Esse fenômeno, que ganha força por meio das redes sociais e do uso estratégico da inteligência artificial, aposta na figura de um líder quase messiânico para mobilizar massas e promover ideais conservadores, patrióticos e excludentes, conforme destaca o cientista político João Edisom. Para ele, o sucesso ou fracasso desse movimento no Brasil está intrinsecamente ligado ao destino do trumpismo nos Estados Unidos.

“Se o movimento trumpista [de direita] prosperar, ele prospera no Brasil. Se fracassar lá, fracassa não só no Brasil, como fracassa em outros lugares. Ele é o grande ícone. Por isso, mesmo sendo aqui no Brasil, todos eles estão de olho nos Estados Unidos, de olho no Trump. Porque [a direita] está conectada a esse movimento. Ela não é um movimento isolado no Brasil, é um movimento do mundo”, afirmou.

Observando esse movimento revolucionário da direita, de engajamento e mobilização, em paralelo com o primeiro “herói” da história brasileira — o militar Joaquim José da Silva Xavier, mais conhecido como Tiradentes —, cujo dia é comemorado em 21 de abril e que é considerado “Patrono da Independência”, percebem-se poucas semelhanças. Tiradentes é visto como símbolo de heroísmo pela direita, por sua afeição ao militarismo, e como um revolucionário pela esquerda, por seus ideais e por ser considerado um “mártir”.

“Tiradentes está muito voltado para a questão científica, do Estado libertário, dos movimentos mais libertadores, no sentido de uma plenitude de inclusão e liberdade, e não no sentido de exclusão. Se a gente olhar o movimento [da direita] de hoje, por exemplo, é um movimento extremamente excludente.
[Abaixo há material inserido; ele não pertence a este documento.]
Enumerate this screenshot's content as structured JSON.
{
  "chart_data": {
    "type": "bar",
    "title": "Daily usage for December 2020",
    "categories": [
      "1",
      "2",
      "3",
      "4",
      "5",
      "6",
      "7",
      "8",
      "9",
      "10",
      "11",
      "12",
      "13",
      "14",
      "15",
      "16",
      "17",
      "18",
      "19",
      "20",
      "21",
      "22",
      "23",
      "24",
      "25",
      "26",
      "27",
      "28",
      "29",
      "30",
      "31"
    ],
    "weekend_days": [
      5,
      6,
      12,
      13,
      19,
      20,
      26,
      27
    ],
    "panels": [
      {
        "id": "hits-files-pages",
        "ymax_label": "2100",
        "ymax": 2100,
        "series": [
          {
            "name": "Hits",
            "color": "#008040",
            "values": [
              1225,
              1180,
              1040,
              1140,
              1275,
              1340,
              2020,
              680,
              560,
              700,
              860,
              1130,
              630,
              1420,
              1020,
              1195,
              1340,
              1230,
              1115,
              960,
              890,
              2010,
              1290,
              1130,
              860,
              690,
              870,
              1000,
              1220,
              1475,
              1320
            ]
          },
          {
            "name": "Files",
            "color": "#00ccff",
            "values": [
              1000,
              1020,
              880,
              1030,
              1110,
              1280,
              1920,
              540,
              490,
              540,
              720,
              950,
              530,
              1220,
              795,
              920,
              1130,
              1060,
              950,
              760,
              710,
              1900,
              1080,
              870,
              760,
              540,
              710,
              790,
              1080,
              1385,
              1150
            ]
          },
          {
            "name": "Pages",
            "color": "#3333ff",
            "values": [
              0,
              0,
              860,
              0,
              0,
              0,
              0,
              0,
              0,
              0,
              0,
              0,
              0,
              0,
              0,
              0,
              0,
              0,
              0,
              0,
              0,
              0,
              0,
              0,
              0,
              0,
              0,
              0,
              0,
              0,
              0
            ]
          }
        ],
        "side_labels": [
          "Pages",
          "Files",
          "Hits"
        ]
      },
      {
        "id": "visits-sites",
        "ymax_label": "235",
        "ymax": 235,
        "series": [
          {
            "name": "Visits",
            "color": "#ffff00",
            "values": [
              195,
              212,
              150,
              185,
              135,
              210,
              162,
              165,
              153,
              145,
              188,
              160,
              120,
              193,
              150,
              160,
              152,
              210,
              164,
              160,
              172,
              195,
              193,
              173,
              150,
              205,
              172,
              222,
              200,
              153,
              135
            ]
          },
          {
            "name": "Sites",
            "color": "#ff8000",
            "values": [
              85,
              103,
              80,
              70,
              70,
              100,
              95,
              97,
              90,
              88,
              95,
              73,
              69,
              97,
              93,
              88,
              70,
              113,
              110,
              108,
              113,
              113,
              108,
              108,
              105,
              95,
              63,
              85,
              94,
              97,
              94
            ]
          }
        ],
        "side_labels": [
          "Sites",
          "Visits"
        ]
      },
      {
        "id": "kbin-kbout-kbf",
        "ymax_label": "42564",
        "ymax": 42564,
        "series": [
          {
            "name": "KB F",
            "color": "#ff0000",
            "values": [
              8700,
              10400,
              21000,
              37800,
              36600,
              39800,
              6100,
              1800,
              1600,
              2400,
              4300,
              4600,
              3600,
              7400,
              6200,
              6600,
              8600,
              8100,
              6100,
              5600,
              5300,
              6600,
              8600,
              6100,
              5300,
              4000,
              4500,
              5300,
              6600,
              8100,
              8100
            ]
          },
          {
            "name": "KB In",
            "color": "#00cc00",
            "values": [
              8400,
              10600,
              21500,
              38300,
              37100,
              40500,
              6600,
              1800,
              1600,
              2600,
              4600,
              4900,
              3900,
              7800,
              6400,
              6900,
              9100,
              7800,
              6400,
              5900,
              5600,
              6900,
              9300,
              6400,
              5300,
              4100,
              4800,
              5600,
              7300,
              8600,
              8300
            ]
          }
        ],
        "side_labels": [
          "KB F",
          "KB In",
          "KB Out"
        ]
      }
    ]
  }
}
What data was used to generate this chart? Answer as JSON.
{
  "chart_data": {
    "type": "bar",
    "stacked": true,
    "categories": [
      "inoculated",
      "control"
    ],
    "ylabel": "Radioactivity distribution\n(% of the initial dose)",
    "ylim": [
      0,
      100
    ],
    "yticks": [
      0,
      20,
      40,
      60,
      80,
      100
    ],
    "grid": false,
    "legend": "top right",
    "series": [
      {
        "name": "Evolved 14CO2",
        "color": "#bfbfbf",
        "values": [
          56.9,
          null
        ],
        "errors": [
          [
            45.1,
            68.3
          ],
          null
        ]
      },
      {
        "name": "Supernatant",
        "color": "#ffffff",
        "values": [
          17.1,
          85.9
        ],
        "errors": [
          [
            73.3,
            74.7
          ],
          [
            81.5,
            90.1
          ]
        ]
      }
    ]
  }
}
Não só na questão de gênero, mas também em relação a pessoas e locais”, acrescentou.

Quanto às semelhanças entre Tiradentes e a nova direita, embora sua imagem tenha sido explorada durante o início da República, o analista citou apenas a busca pelo poder, algo também perceptível em qualquer outro movimento político. Enquanto a direita se encontra globalizada e formando novos líderes, a esquerda brasileira, por outro lado, segue estagnada e ineficiente, segundo Edisom.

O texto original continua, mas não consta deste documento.